Charles de Gaulle airport in Paris had Barry hauled to one side for a swab for explosives residue, after they saw the amount of computer parts he had in his hand luggage.
Valencia in Spain? Nada. Nothing. Zip. Not even passport control could be bothered turning out. We literally sailed past an empty passport control booth and through to a very quiet customs area manned by one disinterested official, only to find ourselves in Spain waiting for our bags!I couldn’t believe it!
We were slightly disconcerted when only two of our four bags arrived on the carousel, but were reassured by a very efficient lady in baggage claim (and thanks to Barry’s fast recall of Spanish) – and the next day our missing bags were delivered directly to our Javea home.
Finding our home on that first evening in Spain however, proved to be a tad longer than anticipated as our Sat Nav was (of course) in one of the missing suitcases, so once we collected our rental car near the airport, we had to navigate more by luck and guesstimation than by anything else, as it was dark and cloudy so we had no sun or stars to give us a hint as to our heading. After 30 minutes, I spotted a sign for the AP7 to Alicante and after an hour and a half’s drive we arrived at Javea.
It did take us a further 45 minutes to locate Barry’s brother Phil’s place which currently is our base of operations. Without Sat Nav, no map and only a flaky memory of Google Earth’s overview of Javea, we eventually found the place once we asked for directions. I had to admit I was ready to get into the apartment because the wine and coffee from the last flight were very eager to leave my bladder and discover the delights of the Spanish water system. However, my bladder was not to be appeased that easily as the keys which were locked away were not readily accessible due to the lock’s combination having changed. While I bounced up and down outside the apartment door on crossed legs, Baz frantically made a few quick phone calls to his brothers in the UK and eventually returned with the keys.
A short while after that, Barry and I slumped into a comfy settee inside our new temporary home, chinking glasses of local red wine. “Cheers!”

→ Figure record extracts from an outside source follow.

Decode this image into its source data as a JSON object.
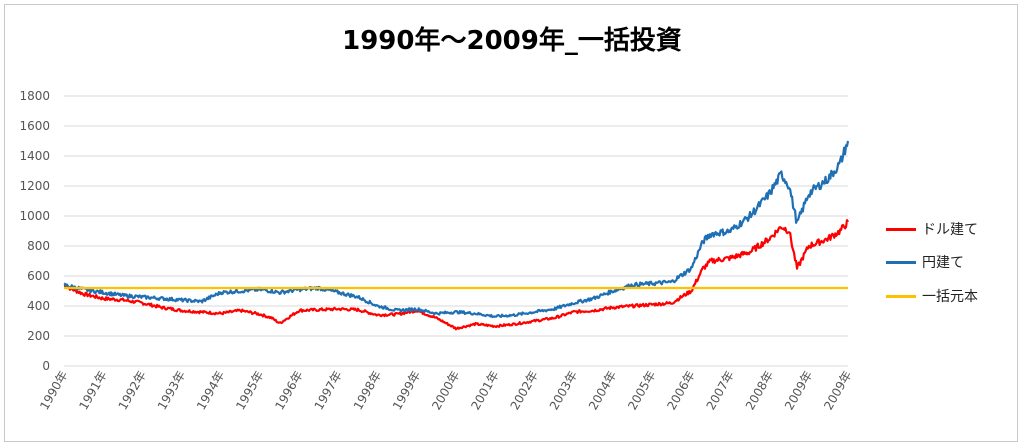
{
  "chart_data": {
    "type": "line",
    "title": "1990年～2009年_一括投資",
    "xlabel": "",
    "ylabel": "",
    "ylim": [
      0,
      1800
    ],
    "y_ticks": [
      0,
      200,
      400,
      600,
      800,
      1000,
      1200,
      1400,
      1600,
      1800
    ],
    "x_tick_labels": [
      "1990年",
      "1991年",
      "1992年",
      "1993年",
      "1994年",
      "1995年",
      "1996年",
      "1997年",
      "1998年",
      "1999年",
      "2000年",
      "2001年",
      "2002年",
      "2003年",
      "2004年",
      "2005年",
      "2006年",
      "2007年",
      "2008年",
      "2009年",
      "2009年"
    ],
    "grid": true,
    "legend_position": "right",
    "series": [
      {
        "name": "ドル建て",
        "color": "#ff0000",
        "x": [
          1990.0,
          1990.5,
          1991.0,
          1991.5,
          1992.0,
          1992.5,
          1993.0,
          1993.5,
          1994.0,
          1994.5,
          1995.0,
          1995.3,
          1995.5,
          1996.0,
          1996.5,
          1997.0,
          1997.5,
          1998.0,
          1998.5,
          1999.0,
          1999.5,
          2000.0,
          2000.5,
          2001.0,
          2001.5,
          2002.0,
          2002.5,
          2003.0,
          2003.5,
          2004.0,
          2004.5,
          2005.0,
          2005.5,
          2006.0,
          2006.3,
          2006.5,
          2007.0,
          2007.5,
          2008.0,
          2008.3,
          2008.5,
          2008.7,
          2009.0,
          2009.5,
          2009.8,
          2010.0
        ],
        "values": [
          535,
          480,
          450,
          440,
          420,
          390,
          370,
          360,
          350,
          370,
          345,
          320,
          285,
          370,
          375,
          380,
          375,
          340,
          345,
          370,
          320,
          250,
          280,
          265,
          280,
          300,
          320,
          360,
          370,
          390,
          400,
          410,
          420,
          500,
          650,
          700,
          720,
          760,
          850,
          930,
          900,
          650,
          800,
          850,
          900,
          960
        ]
      },
      {
        "name": "円建て",
        "color": "#1f6fb4",
        "x": [
          1990.0,
          1990.5,
          1991.0,
          1991.5,
          1992.0,
          1992.5,
          1993.0,
          1993.5,
          1994.0,
          1994.5,
          1995.0,
          1995.3,
          1995.5,
          1996.0,
          1996.5,
          1997.0,
          1997.5,
          1998.0,
          1998.5,
          1999.0,
          1999.5,
          2000.0,
          2000.5,
          2001.0,
          2001.5,
          2002.0,
          2002.5,
          2003.0,
          2003.5,
          2004.0,
          2004.5,
          2005.0,
          2005.5,
          2006.0,
          2006.3,
          2006.5,
          2007.0,
          2007.5,
          2008.0,
          2008.3,
          2008.5,
          2008.7,
          2009.0,
          2009.5,
          2009.8,
          2010.0
        ],
        "values": [
          540,
          510,
          490,
          470,
          460,
          450,
          440,
          430,
          490,
          500,
          510,
          500,
          490,
          510,
          520,
          490,
          460,
          400,
          370,
          380,
          350,
          360,
          350,
          330,
          340,
          360,
          380,
          420,
          450,
          500,
          540,
          550,
          560,
          650,
          830,
          880,
          900,
          1000,
          1150,
          1280,
          1200,
          950,
          1150,
          1250,
          1350,
          1500
        ]
      },
      {
        "name": "一括元本",
        "color": "#ffc000",
        "x": [
          1990.0,
          2010.0
        ],
        "values": [
          520,
          520
        ]
      }
    ]
  }
}
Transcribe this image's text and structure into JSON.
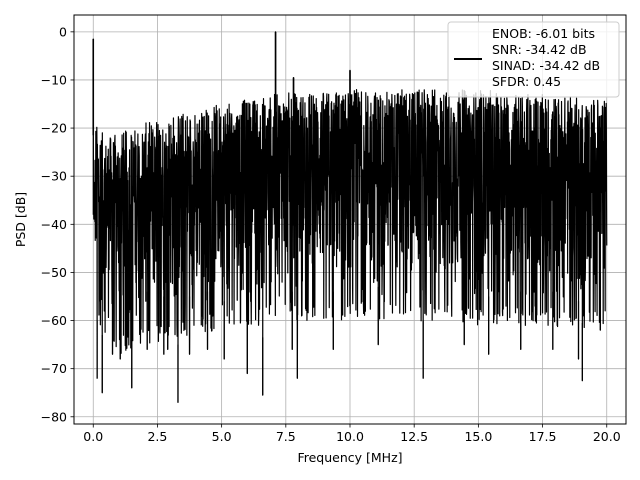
{
  "chart_data": {
    "type": "line",
    "xlabel": "Frequency [MHz]",
    "ylabel": "PSD [dB]",
    "xlim": [
      -0.75,
      20.75
    ],
    "ylim": [
      -81.5,
      3.5
    ],
    "xticks": [
      0.0,
      2.5,
      5.0,
      7.5,
      10.0,
      12.5,
      15.0,
      17.5,
      20.0
    ],
    "xtick_labels": [
      "0.0",
      "2.5",
      "5.0",
      "7.5",
      "10.0",
      "12.5",
      "15.0",
      "17.5",
      "20.0"
    ],
    "yticks": [
      0,
      -10,
      -20,
      -30,
      -40,
      -50,
      -60,
      -70,
      -80
    ],
    "ytick_labels": [
      "0",
      "−10",
      "−20",
      "−30",
      "−40",
      "−50",
      "−60",
      "−70",
      "−80"
    ],
    "grid": true,
    "legend_position": "top-right",
    "series": [
      {
        "color": "#000000",
        "legend_lines": [
          "ENOB: -6.01 bits",
          "SNR: -34.42 dB",
          "SINAD: -34.42 dB",
          "SFDR: 0.45"
        ],
        "noise_envelope": {
          "x": [
            0.0,
            0.1,
            0.5,
            1.0,
            2.0,
            3.0,
            5.0,
            6.5,
            7.5,
            8.5,
            10.0,
            12.5,
            15.0,
            17.5,
            20.0
          ],
          "upper": [
            -38,
            -19,
            -22,
            -21,
            -19,
            -17,
            -15,
            -13.5,
            -12.5,
            -12.5,
            -12,
            -12,
            -12,
            -13,
            -14
          ],
          "lower": [
            -38,
            -56,
            -62,
            -63,
            -61,
            -60,
            -58,
            -57,
            -56,
            -56,
            -56,
            -56,
            -57,
            -57,
            -58
          ]
        },
        "peaks": [
          {
            "x": 0.0,
            "y": -1.5
          },
          {
            "x": 7.1,
            "y": 0.0
          },
          {
            "x": 7.8,
            "y": -9.5
          },
          {
            "x": 10.0,
            "y": -8.0
          }
        ],
        "dips": [
          {
            "x": 0.15,
            "y": -72.0
          },
          {
            "x": 0.35,
            "y": -75.0
          },
          {
            "x": 0.75,
            "y": -67.0
          },
          {
            "x": 1.05,
            "y": -68.0
          },
          {
            "x": 1.5,
            "y": -74.0
          },
          {
            "x": 2.1,
            "y": -66.0
          },
          {
            "x": 2.75,
            "y": -67.0
          },
          {
            "x": 2.9,
            "y": -66.0
          },
          {
            "x": 3.3,
            "y": -77.0
          },
          {
            "x": 3.75,
            "y": -67.0
          },
          {
            "x": 4.45,
            "y": -66.0
          },
          {
            "x": 5.1,
            "y": -68.0
          },
          {
            "x": 6.0,
            "y": -71.0
          },
          {
            "x": 6.6,
            "y": -75.5
          },
          {
            "x": 7.75,
            "y": -66.0
          },
          {
            "x": 7.95,
            "y": -72.0
          },
          {
            "x": 9.35,
            "y": -66.0
          },
          {
            "x": 11.1,
            "y": -65.0
          },
          {
            "x": 12.85,
            "y": -72.0
          },
          {
            "x": 14.45,
            "y": -65.0
          },
          {
            "x": 15.4,
            "y": -67.0
          },
          {
            "x": 16.65,
            "y": -66.0
          },
          {
            "x": 17.9,
            "y": -66.0
          },
          {
            "x": 18.9,
            "y": -68.0
          },
          {
            "x": 19.05,
            "y": -72.5
          },
          {
            "x": 19.75,
            "y": -62.0
          }
        ]
      }
    ]
  }
}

All that I had on my mind before I sank into a deep sleep, was the slightly anxious hope that our bags would arrive the next day. It wasn’t simply a case of wanting my belongings back in my possession. I had a plane to England to catch the following day, and my flimsy Australian winter gear was in the missing bag. I surely wouldn’t survive English and Scottish winter weather without those clothes.

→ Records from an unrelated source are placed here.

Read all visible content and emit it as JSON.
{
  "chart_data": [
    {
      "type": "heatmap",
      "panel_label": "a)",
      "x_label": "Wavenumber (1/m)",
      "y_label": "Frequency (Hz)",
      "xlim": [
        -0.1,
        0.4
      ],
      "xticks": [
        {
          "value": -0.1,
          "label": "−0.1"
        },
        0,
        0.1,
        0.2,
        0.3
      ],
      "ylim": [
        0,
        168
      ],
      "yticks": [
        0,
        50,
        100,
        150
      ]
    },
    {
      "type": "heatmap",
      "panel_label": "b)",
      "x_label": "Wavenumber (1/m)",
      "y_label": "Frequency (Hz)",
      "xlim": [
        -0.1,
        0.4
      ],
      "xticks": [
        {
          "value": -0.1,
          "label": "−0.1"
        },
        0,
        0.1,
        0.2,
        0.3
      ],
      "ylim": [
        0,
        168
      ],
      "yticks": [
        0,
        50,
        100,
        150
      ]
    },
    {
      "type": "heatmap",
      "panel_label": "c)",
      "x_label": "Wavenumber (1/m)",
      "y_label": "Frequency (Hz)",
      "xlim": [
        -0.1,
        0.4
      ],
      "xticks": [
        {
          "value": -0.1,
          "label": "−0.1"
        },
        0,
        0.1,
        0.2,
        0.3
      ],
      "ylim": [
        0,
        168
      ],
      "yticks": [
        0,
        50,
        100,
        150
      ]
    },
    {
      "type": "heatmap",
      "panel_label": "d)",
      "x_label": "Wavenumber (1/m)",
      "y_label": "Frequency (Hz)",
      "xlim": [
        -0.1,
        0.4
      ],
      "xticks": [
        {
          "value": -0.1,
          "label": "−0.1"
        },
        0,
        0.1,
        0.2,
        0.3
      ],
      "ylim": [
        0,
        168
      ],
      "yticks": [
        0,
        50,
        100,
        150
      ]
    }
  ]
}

Luckily, as promised by the efficient lost baggage officer, our cases arrived late the next afternoon and all I had to do then was familiarise myself with the route South to Alicante airport, which I would be driving to solo in the rental car – which was a right-hand drive manual car. While I do consider myself to be a good manual driver, I hadn’t driven a stick shift for about 30 years, I’d never driven a right hand drive car (as English and Australian cars drive on the left), and I had also never driven on my own in a European, non-English speaking country. What could possibly go wrong?